Another thing that really ticked me off was that there was very little Bible reading. Instead of reading a couple of chapters the preacher would jump from book to book and chapter to chapter, and read maybe one or two verses, comment a little on them, and move on.
I could go on, but it felt like a very cultish "feel-good" church.
Jose Rodriguez
At least it's not as bad as the Pope kissing and washing feet. Right?
>youtu.be/IviOGt68ipk?t=109 That's both hilarious and a little concerning > It also had a large focus on group prayer for people who were ill, with prayers being written down and then read out loud for the group, after which the group would pray to God to heal the person. As a Catholic, we have something somewhat similar to this during Mass where dedicate a prayer for sick people and such, but always with the understanding that the prayer in and of itself wasn't going to heal the person directly. That'd be like going into the middle of a firefight and expecting Jesus to personally deflect bullets away from you or something. Prayer is NO substitute for medicine.
Jason Murphy
Americans ruin any and every concept they come in contact with.
Ryan Long
>be evangelist >you think your life duty is to inform people of the word of god like the dispicles before you >people are surprised you have disciple powers m
Juan Gonzalez
bump
Jonathan Ortiz
The sad thing is that this is many Americans only exposure to Christianity. Kinda gives you a new perspective on where the edgy Atheist/skeptic movement came from.
Andrew Wilson
It's one thing to ask for prayers and the intercession of saints on behalf of an ill loved one, it's quite another to think you're an apostle with healing powers.
Carson Phillips
I grew up in a former-Lutheran turned non-denominational church that was very traditional when it started out. Over the years it slowly grew more and more like a Joel Osteen type of church: massive expansion, new building, theater-style seats, giant video screens and expensive rock band equipment. I high-tailed it out of there as a teenager and found an Orthodox Presbyterian parish. The non-liberal Presbyterian churches are still hit-or-miss in terms of worship and liturgy though. I was fortunate to find one with a traditional Reformed liturgy but they didn't have their own building. Borrowing/renting space in other churches' buildings was still worth not having to put up with modern trends in American "Protestant" worship.

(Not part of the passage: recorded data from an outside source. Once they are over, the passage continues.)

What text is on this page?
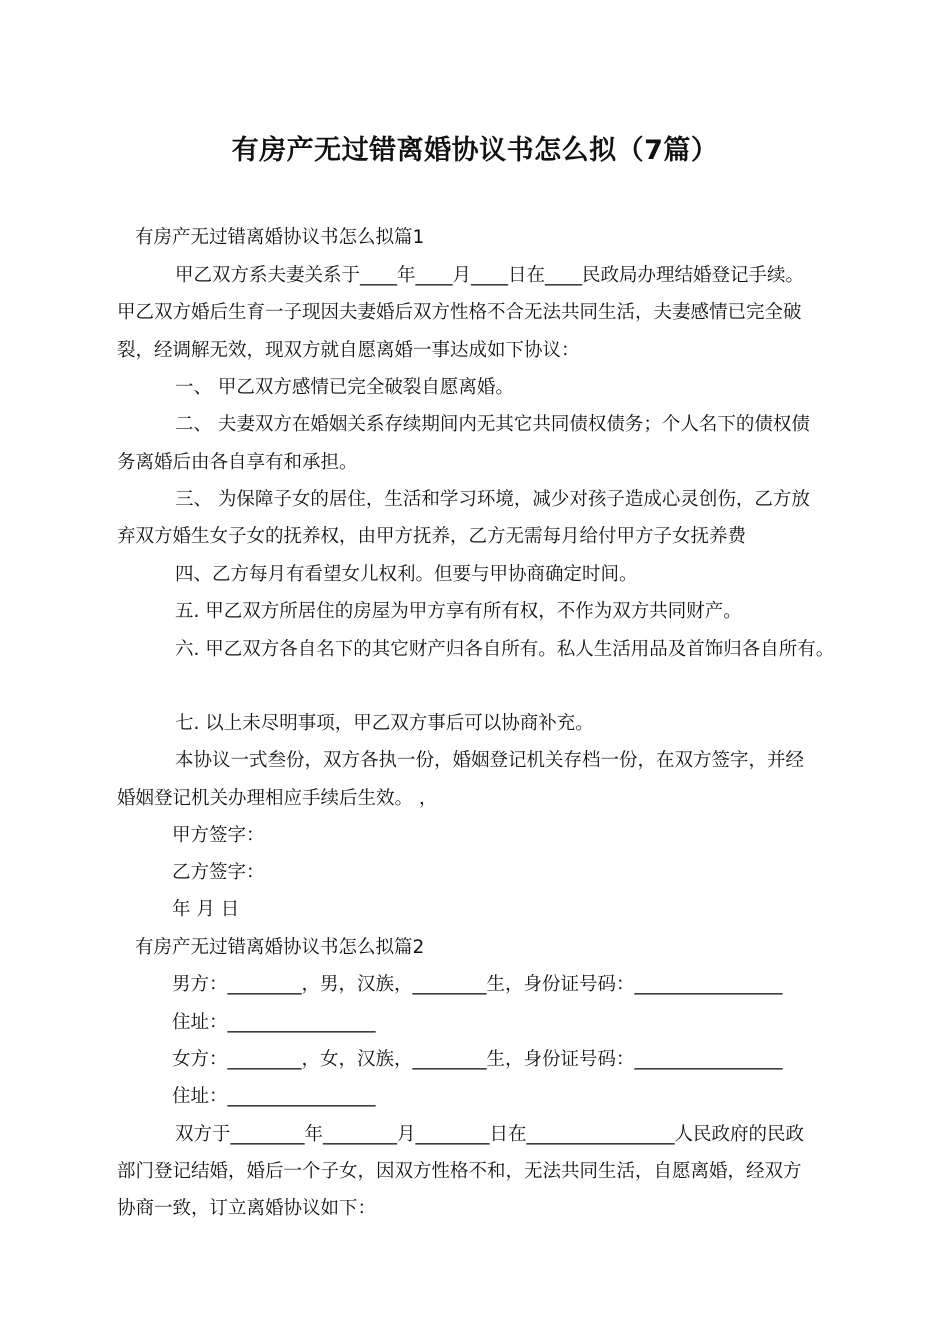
有房产无过错离婚协议书怎么拟（7篇）
有房产无过错离婚协议书怎么拟篇1
甲乙双方系夫妻关系于____年____月____日在____民政局办理结婚登记手续。
甲乙双方婚后生育一子现因夫妻婚后双方性格不合无法共同生活，夫妻感情已完全破
裂，经调解无效，现双方就自愿离婚一事达成如下协议：
一、 甲乙双方感情已完全破裂自愿离婚。
二、 夫妻双方在婚姻关系存续期间内无其它共同债权债务；个人名下的债权债
务离婚后由各自享有和承担。
三、 为保障子女的居住，生活和学习环境，减少对孩子造成心灵创伤，乙方放
弃双方婚生女子女的抚养权，由甲方抚养，乙方无需每月给付甲方子女抚养费
四、乙方每月有看望女儿权利。但要与甲协商确定时间。
五. 甲乙双方所居住的房屋为甲方享有所有权，不作为双方共同财产。
六. 甲乙双方各自名下的其它财产归各自所有。私人生活用品及首饰归各自所有。
七. 以上未尽明事项，甲乙双方事后可以协商补充。
本协议一式叁份，双方各执一份，婚姻登记机关存档一份，在双方签字，并经
婚姻登记机关办理相应手续后生效。 ，
甲方签字：
乙方签字：
年 月 日
有房产无过错离婚协议书怎么拟篇2
男方：________，男，汉族，________生，身份证号码：________________
住址：________________
女方：________，女，汉族，________生，身份证号码：________________
住址：________________
双方于________年________月________日在________________人民政府的民政
部门登记结婚，婚后一个子女，因双方性格不和，无法共同生活，自愿离婚，经双方
协商一致，订立离婚协议如下：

It might also be why I'm a more sympathetic, less-edgy atheist these days. Had I had to put up with charismatic/Pentecostal bullshit, I'd be angry too.
Joseph Richardson
Um... Charismatic Catholics do that as well though.
Adrian Allen
I was raised as evangelical, attending services just like the video OP posted. I went to a Catholic mass a couple of years ago and was really weirded out. We were handed a paper than contained in full the message the priest was about the preach, and read the paper as he read aloud what was there.
It was literally a script, and the whole thing felt overall very robotic and rigid. There was no clapping, no hugging, no choreographers dancing to upbeat Christian music, no climatic ending and denouement to the preaching: all of a sudden it just ended and people began to clear out. And it was overall much shorter than a typical evangelical service that I was used to.
I was a bit unsettled by it, and all of these differences were accentuated by the culture here in Brazil where you're encouraged to not write things down, whether you're a preacher, a politician, businessman if you wrote down what you're saying and are reading it instead of it being something coming spontaneously from the heart in the heat of the moment, then it's disingenuous.